É pouco divulgado o facto de que a Nokia não nasceu para fabricar telemóveis simples, versáteis e resistentes. Fundada em 1865 enquanto fábrica de papel (e décadas antes de a Finlândia obter a sua independência da Rússia), a Nokia adaptou-se progressivamente a novos desafios. No início do século XX produzia cabos eléctricos, e em meados do século já existia um departamento de electrónica. A empresa foi depois pioneira no desenvolvimento dos telemóveis, tendo sido através dos seus equipamentos que se enviou a primeira SMS (mensagem escrita). Ao longo da década de 90 e na viragem do milénio, a empresa tornou-se líder mundial. De acordo com a Wikipédia, os modelos 1100 e 1110 alcançaram, ambos, os 250 milhões de unidades vendidas.

Contudo, a Nokia não conseguiu acompanhar a gradual substituição do telemóvel pelo smartphone, um movimento que ganhou uma aceleração substancial com o surgimento do primeiro iPhone, lançado pela Apple em 2007. Os finlandeses não conseguiram acompanhar a inovação do rival americano (e de outros fabricantes asiáticos, como a Samsung) e as acções da Nokia perderam 90% do seu valor desde 2007, de acordo com a Economist.

A importância global da Nokia reflectiu-se igualmente no peso da histórica empresa no conjunto da economia finlandesa. Ainda segundo a Economist, a empresa contribuiu com um quarto do crescimento da Finlândia entre 1998 e 2007, pagava também quase um quarto do montante dos impostos sobre as empresas no país, e o seu investimento em Investigação & Desenvolvimento representava quase um terço do total nacional. Não é surpreendente que os anos difíceis vividos pela marca se tenham reflectido negativamente no conjunto da economia finlandesa e nas suas perspectivas macro-económicas.

A solução passou por uma parceria com Microsoft, que resultou no desenvolvimento dos smartphones Nokia Lumia, equipados com sistema operativo Windows Phone - que pretendia tornar-se uma terceira via, concorrendo contra a predominância do iOS da Apple e do Android da Google (e utilizado pela maioria dos fabricantes. Em 2014, concretizou a venda à Microsoft da divisão de smartphones, e em consequência o nome da marca finlandesa desapareceu da gama Lumia, que passou a intitular-se Microsoft Lumia.
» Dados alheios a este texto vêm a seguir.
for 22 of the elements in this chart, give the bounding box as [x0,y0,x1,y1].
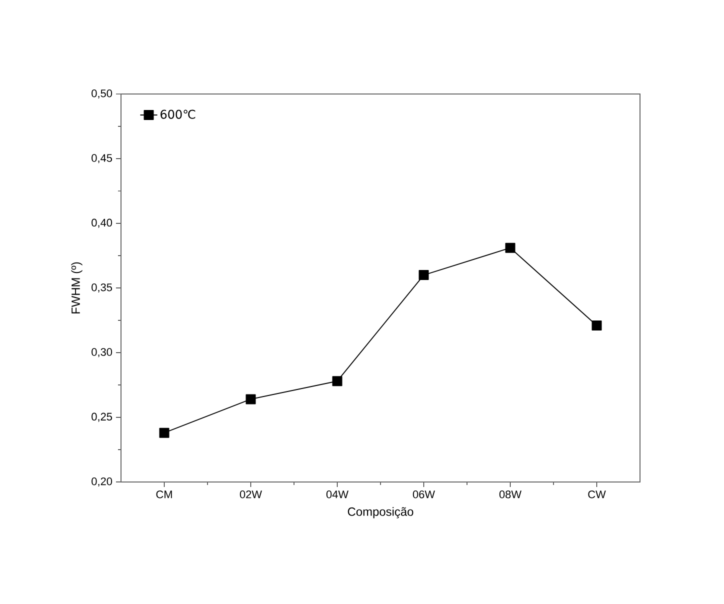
point [592,320,602,330]
y-tick-label: 0,20 [92,477,112,487]
y-tick-label: 0,35 [92,283,112,293]
x-axis-title: Composição [348,507,414,518]
x-tick-label: 02W [240,490,262,498]
legend-label: 600℃ [160,110,196,119]
point [159,428,170,438]
x-tick-label: CM [156,490,172,498]
y-tick-label: 0,45 [92,154,112,164]
y-tick-label: 0,50 [92,89,112,99]
point [332,376,342,386]
x-tick-label: CW [588,490,606,498]
point [505,242,516,253]
y-axis-title: FWHM (º) [71,262,82,314]
y-tick-label: 0,30 [92,348,112,358]
y-tick-label: 0,25 [92,412,112,422]
x-tick-label: 04W [326,490,348,498]
point [246,394,256,404]
x-tick-label: 06W [412,490,435,498]
x-tick-label: 08W [499,490,522,498]
y-tick-label: 0,40 [92,218,112,228]
point [418,270,429,280]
Contudo, tal não significou que os finlandeses tenham desistido do sector das telecomunicações, e muito menos que tenham desaparecido. Em 2015 concretizou-se a compra da francesa Alcatel por parte da Nokia, criando um novo gigante mundial na área das redes (hardware e software), mantendo os finlandeses envolvidos neste sector.
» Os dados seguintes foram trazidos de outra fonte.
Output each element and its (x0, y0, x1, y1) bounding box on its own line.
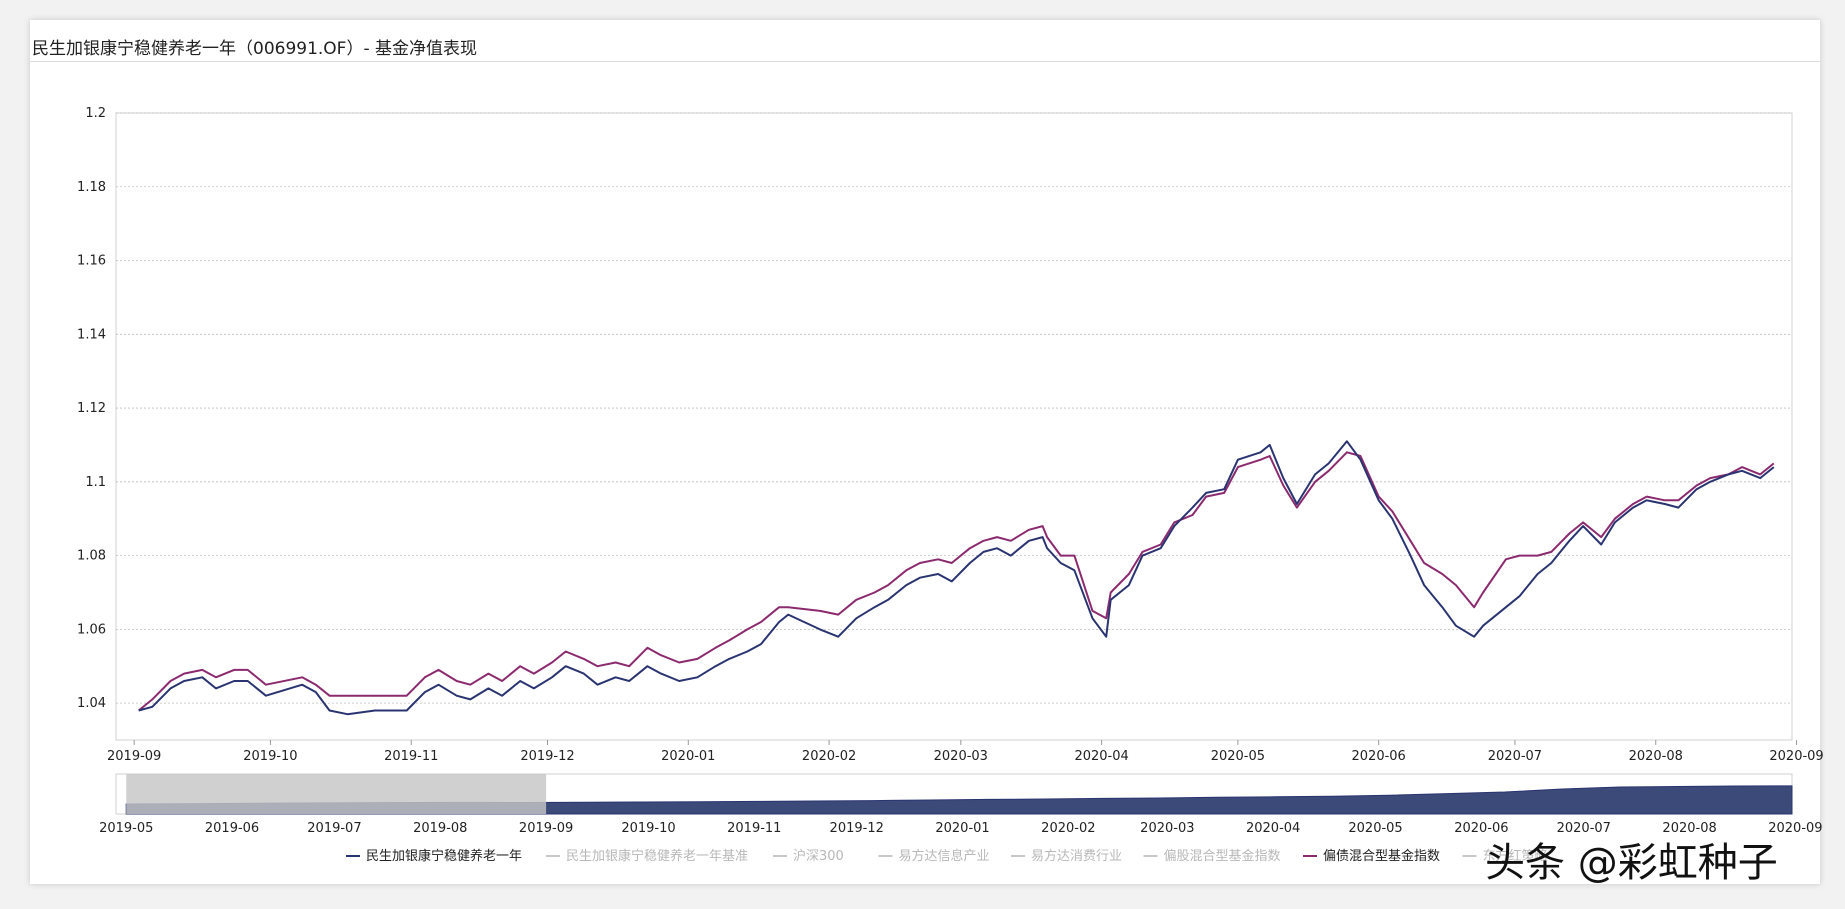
navigator-tick-label: 2020-07 (1557, 821, 1611, 836)
navigator[interactable]: 2019-05 2019-06 2019-07 2019-08 2019-09 2019-… (99, 773, 1823, 836)
y-tick-label: 1.18 (77, 180, 106, 195)
navigator-tick-label: 2019-05 (99, 821, 153, 836)
legend: 民生加银康宁稳健养老一年 民生加银康宁稳健养老一年基准 沪深300 易方达信息产业 易方… (346, 848, 1548, 864)
y-axis-labels: 1.04 1.06 1.08 1.1 1.12 1.14 1.16 1.18 1.2 (77, 106, 106, 711)
navigator-tick-label: 2020-08 (1662, 821, 1716, 836)
y-tick-label: 1.08 (77, 549, 106, 564)
navigator-tick-label: 2019-12 (830, 821, 884, 836)
navigator-selection[interactable] (126, 774, 547, 814)
legend-label: 沪深300 (793, 848, 844, 864)
x-tick-label: 2020-01 (661, 749, 715, 764)
plot-border (115, 112, 1793, 741)
x-tick-label: 2020-06 (1352, 749, 1406, 764)
navigator-tick-label: 2019-06 (205, 821, 259, 836)
x-tick-label: 2020-09 (1769, 749, 1823, 764)
legend-item-6[interactable]: 偏债混合型基金指数 (1303, 848, 1440, 864)
navigator-tick-label: 2019-07 (307, 821, 361, 836)
chart-title: 民生加银康宁稳健养老一年（006991.OF）- 基金净值表现 (32, 39, 477, 59)
navigator-tick-label: 2019-11 (727, 821, 781, 836)
navigator-tick-label: 2020-01 (935, 821, 989, 836)
navigator-tick-label: 2019-08 (413, 821, 467, 836)
legend-item-3[interactable]: 易方达信息产业 (878, 848, 990, 864)
grid-lines (115, 112, 1793, 741)
legend-item-0[interactable]: 民生加银康宁稳健养老一年 (346, 848, 522, 864)
navigator-tick-label: 2020-03 (1140, 821, 1194, 836)
navigator-tick-label: 2020-06 (1454, 821, 1508, 836)
title-bar: 民生加银康宁稳健养老一年（006991.OF）- 基金净值表现 (30, 20, 1820, 62)
legend-label: 偏债混合型基金指数 (1323, 848, 1440, 864)
x-tick-label: 2019-10 (243, 749, 297, 764)
x-tick-label: 2019-09 (107, 749, 161, 764)
x-axis-labels: 2019-09 2019-10 2019-11 2019-12 2020-01 2020-… (107, 740, 1824, 764)
x-tick-label: 2020-03 (934, 749, 988, 764)
y-tick-label: 1.14 (77, 327, 106, 342)
legend-item-5[interactable]: 偏股混合型基金指数 (1143, 848, 1281, 864)
series-line-1 (138, 451, 1775, 712)
legend-item-4[interactable]: 易方达消费行业 (1011, 848, 1122, 864)
x-tick-label: 2020-08 (1629, 749, 1683, 764)
navigator-tick-label: 2020-05 (1348, 821, 1402, 836)
watermark-text: 头条 @彩虹种子 (1485, 840, 1778, 886)
legend-item-2[interactable]: 沪深300 (773, 848, 844, 864)
navigator-tick-label: 2020-04 (1246, 821, 1300, 836)
y-tick-label: 1.06 (77, 622, 106, 637)
legend-label: 民生加银康宁稳健养老一年基准 (566, 848, 748, 864)
y-tick-label: 1.04 (77, 696, 106, 711)
legend-label: 易方达信息产业 (899, 848, 990, 864)
series-lines (138, 440, 1775, 716)
y-tick-label: 1.16 (77, 254, 106, 269)
legend-label: 东方红策略 (1483, 848, 1548, 864)
legend-item-1[interactable]: 民生加银康宁稳健养老一年基准 (546, 848, 748, 864)
y-tick-label: 1.12 (77, 401, 106, 416)
series-line-0 (138, 440, 1775, 716)
navigator-tick-label: 2019-09 (519, 821, 573, 836)
x-tick-label: 2020-05 (1211, 749, 1265, 764)
legend-label: 易方达消费行业 (1031, 848, 1122, 864)
navigator-tick-label: 2019-10 (621, 821, 675, 836)
y-tick-label: 1.1 (85, 475, 106, 490)
y-tick-label: 1.2 (85, 106, 106, 121)
legend-label: 民生加银康宁稳健养老一年 (366, 848, 522, 864)
navigator-tick-label: 2020-02 (1041, 821, 1095, 836)
x-tick-label: 2020-02 (802, 749, 856, 764)
x-tick-label: 2020-04 (1074, 749, 1128, 764)
x-tick-label: 2020-07 (1488, 749, 1542, 764)
x-tick-label: 2019-11 (384, 749, 438, 764)
x-tick-label: 2019-12 (520, 749, 574, 764)
legend-item-7[interactable]: 东方红策略 (1462, 848, 1548, 864)
navigator-tick-label: 2020-09 (1768, 821, 1822, 836)
legend-label: 偏股混合型基金指数 (1164, 848, 1281, 864)
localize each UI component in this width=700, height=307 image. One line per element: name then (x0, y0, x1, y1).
Num país aberto à inovação, onde o próprio sistema educativo está culturalmente preparado para se adaptar às necessidades dos novos tempos, e numa empresa com uma história e tradição de inovação ao longo de um século e meio, é de esperar que a Nokia continue a ocupar uma posição de destaque no panorama das comunicações e da tecnologia ao longo deste século.